France — En France, l’insuffisance cardiaque (IC) tend progressivement à toucher une population de plus en plus jeune. Tels sont les résultats d’une étude menée par l’équipe de la Fédération Hospitalo-Universitaire PREVENT-HeartFailure de l’hôpital européen Georges-Pompidou AP-HP, de l’Inserm et d’Université Paris Cité, coordonnée par le Pr Jean-Sébastien Hulot qui ont publiés le 1er décembre 2022 dans la revue European Heart Journal .
En augmentation chez les moins de 50 ans
« L’insuffisance cardiaque est considérée comme une pathologie affectant les plus âgés, et la plupart des études se sont focalisées sur cette population. Néanmoins, des études récentes indiquent que le poids de l’IC dans des populations jeunes – de moins de 50 ans – est en augmentation », indiquent les auteurs. Pour évaluer cette tendance et caractériser l’épidémiologie de l’IC des jeunes adultes en France, une équipe de chercheurs s’est appuyée sur les données du Programme de Médicalisation des Systèmes d’Information (PMSI).
L’équipe de recherche a analysé les données des 1 486 877 patients hospitalisés pour insuffisance cardiaque entre 2013 et 2018 en France. Parmi ces patients, 70 075 avaient moins de 50 ans (4,7%).
Durant cette période, l’incidence de l’insuffisance cardiaque en France a été en légère baisse dans la population globale (de 3,99‰ à 3,65‰) mais a augmenté parmi les 18-50 ans (+0,041‰).
Cette évolution s’explique par une augmentation significative de l’incidence de l’IC chez les jeunes hommes (de 0,51‰ à 0,59‰, P<0,001), alors que l’incidence de l’IC chez les jeunes femmes est restée stable pendant la période d’étude (∼0,28‰). L’incidence a augmenté de façon exponentielle avec l’âge, passant de ∼0,07‰ à 18 ans à 1,31‰ à 50 ans.

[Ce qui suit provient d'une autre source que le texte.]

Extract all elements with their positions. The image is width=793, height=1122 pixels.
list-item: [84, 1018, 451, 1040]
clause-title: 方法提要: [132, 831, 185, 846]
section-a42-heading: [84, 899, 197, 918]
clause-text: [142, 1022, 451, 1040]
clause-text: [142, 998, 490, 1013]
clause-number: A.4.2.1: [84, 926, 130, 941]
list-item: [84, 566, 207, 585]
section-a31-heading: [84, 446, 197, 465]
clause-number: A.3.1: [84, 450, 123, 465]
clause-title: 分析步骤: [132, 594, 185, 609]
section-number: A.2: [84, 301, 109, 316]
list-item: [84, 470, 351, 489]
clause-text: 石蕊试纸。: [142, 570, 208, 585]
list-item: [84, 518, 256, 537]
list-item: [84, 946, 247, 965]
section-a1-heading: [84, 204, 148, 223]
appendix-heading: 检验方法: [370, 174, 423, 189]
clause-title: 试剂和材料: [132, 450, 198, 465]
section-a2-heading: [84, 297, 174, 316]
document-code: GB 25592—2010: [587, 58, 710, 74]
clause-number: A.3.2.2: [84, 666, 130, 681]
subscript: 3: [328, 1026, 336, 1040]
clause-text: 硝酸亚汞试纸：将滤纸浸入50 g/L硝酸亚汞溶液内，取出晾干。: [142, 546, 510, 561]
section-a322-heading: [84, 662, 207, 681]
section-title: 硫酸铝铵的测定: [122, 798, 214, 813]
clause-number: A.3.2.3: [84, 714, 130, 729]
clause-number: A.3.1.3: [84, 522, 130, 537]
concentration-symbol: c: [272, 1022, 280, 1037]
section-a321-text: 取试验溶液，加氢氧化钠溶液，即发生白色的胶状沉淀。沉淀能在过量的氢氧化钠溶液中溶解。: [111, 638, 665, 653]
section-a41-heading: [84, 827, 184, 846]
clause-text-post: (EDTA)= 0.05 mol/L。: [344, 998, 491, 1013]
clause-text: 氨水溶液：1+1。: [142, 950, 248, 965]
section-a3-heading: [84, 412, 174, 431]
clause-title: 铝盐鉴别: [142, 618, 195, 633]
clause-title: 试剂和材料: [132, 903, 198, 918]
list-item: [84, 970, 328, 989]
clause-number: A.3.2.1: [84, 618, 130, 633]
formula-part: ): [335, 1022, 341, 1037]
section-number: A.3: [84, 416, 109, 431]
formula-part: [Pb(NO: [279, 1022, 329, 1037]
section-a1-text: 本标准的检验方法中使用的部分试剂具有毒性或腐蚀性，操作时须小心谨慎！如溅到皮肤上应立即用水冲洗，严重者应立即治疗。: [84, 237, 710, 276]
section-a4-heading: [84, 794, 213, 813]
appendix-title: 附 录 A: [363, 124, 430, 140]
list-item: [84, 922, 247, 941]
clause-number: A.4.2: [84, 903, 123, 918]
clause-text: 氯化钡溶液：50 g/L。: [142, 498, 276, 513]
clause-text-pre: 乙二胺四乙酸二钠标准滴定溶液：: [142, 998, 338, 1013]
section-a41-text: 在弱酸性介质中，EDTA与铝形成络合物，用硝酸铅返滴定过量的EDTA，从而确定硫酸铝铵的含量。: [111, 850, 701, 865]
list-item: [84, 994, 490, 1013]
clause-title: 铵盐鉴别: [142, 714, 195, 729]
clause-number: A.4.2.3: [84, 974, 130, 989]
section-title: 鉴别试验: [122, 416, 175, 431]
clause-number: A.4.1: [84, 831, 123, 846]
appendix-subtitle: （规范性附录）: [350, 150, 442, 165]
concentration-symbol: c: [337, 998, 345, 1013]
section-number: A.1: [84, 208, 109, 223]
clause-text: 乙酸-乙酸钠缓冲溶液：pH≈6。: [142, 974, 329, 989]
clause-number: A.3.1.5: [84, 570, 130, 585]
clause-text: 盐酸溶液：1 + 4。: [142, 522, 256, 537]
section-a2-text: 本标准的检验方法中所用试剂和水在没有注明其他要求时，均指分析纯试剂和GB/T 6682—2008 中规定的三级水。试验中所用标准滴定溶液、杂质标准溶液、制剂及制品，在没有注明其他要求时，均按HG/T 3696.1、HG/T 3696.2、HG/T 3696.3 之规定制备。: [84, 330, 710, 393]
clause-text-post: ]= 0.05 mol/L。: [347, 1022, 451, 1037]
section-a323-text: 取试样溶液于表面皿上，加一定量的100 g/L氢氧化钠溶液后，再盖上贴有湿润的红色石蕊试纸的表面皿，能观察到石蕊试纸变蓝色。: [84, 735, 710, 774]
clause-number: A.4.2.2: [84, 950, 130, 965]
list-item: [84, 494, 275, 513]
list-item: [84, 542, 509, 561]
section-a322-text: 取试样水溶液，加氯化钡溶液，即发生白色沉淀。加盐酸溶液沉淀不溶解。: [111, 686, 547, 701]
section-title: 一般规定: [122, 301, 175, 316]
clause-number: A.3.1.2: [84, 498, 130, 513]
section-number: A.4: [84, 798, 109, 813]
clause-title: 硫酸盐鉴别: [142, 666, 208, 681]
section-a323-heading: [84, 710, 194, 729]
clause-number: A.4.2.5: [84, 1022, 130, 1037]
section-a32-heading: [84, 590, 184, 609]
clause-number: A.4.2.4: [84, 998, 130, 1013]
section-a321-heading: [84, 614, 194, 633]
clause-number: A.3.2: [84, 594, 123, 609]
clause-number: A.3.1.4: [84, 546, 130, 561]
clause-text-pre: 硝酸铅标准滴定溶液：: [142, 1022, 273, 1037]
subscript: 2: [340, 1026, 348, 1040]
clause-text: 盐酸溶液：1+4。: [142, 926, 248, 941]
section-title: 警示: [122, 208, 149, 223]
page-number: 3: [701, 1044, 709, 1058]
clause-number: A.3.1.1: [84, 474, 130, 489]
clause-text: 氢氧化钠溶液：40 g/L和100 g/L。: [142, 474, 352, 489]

L’IC en fonction de l’âge était similaire pour les hommes et les femmes mais est restée plus élevée dans la population masculine jeune par rapport à la population féminine jeune à chaque âge investigué. A 50 ans, l’incidence de l’IC était plus de deux fois plus élevée chez les hommes que chez les femmes (1,84‰ vs. 0,80‰ respectivement, P<0,001).
Causes sous-jacentes
Les diagnostics de myocardite-cardiomyopathie et de maladie cardiaque ischémique ont été établis chez 23% et 20%, respectivement, des patients âgés de 18 à 50 ans, alors que ces incidences étaient de 11% et 30% chez les patients âgés de 51 à 70 ans.
La proportion de décès à l’hôpital, toutes causes confondues, dans les 2 ans après la première hospitalisation pour IC était élevée, à ∼10% pour les patients âgés de 18 à 50 ans, et elle était similaire entre les patients atteints de pathologie d’origine ischémique et de myocardite-cardiomyopathie.
En conclusion, « l’augmentation de l’incidence de l’IC chez les jeunes adultes (<50 ans) documentée dans notre étude diffère de la tendance générale observée chez les patients plus âgés », indiquent les auteurs. Parmi la population jeune, les hommes semblent être plus vulnérables à l’IC prématurée que les femmes. « Dans la population jeune, et surtout chez les jeunes hommes, l’IC ischémique était la forme prédominante d’IC, et nos données suggèrent qu’elle est en augmentation progressive ». Les jeunes adultes hospitalisés pour une IC prématurée présentaient également des taux élevés de facteurs de risque majeurs et modifiables d’IC ischémique, comme l’obésité, la dyslipidémie, le tabagisme, l’hypertension et le diabète.
Tous ces éléments suggèrent un relâchement de la prévention de ces facteurs de risques. Les enjeux sont d’autant plus importants que ces jeunes patients sont très fréquemment ré-hospitalisés pour insuffisance cardiaque d’origine ischémique (24%), dans les deux ans qui suivent leur première hospitalisation.
« Bien que la cause de l’augmentation de l’incidence de l’IC dans la population jeune ne soit pas entièrement connue, elle pourrait refléter de véritables changements épidémiologiques liés à une prévalence accrue de facteurs de risque cardio-métaboliques chez les jeunes. Cette étude souligne la nécessité d’un parcours de soins spécifique pour les patients de moins de 50 ans atteints d’IC », concluent les auteurs.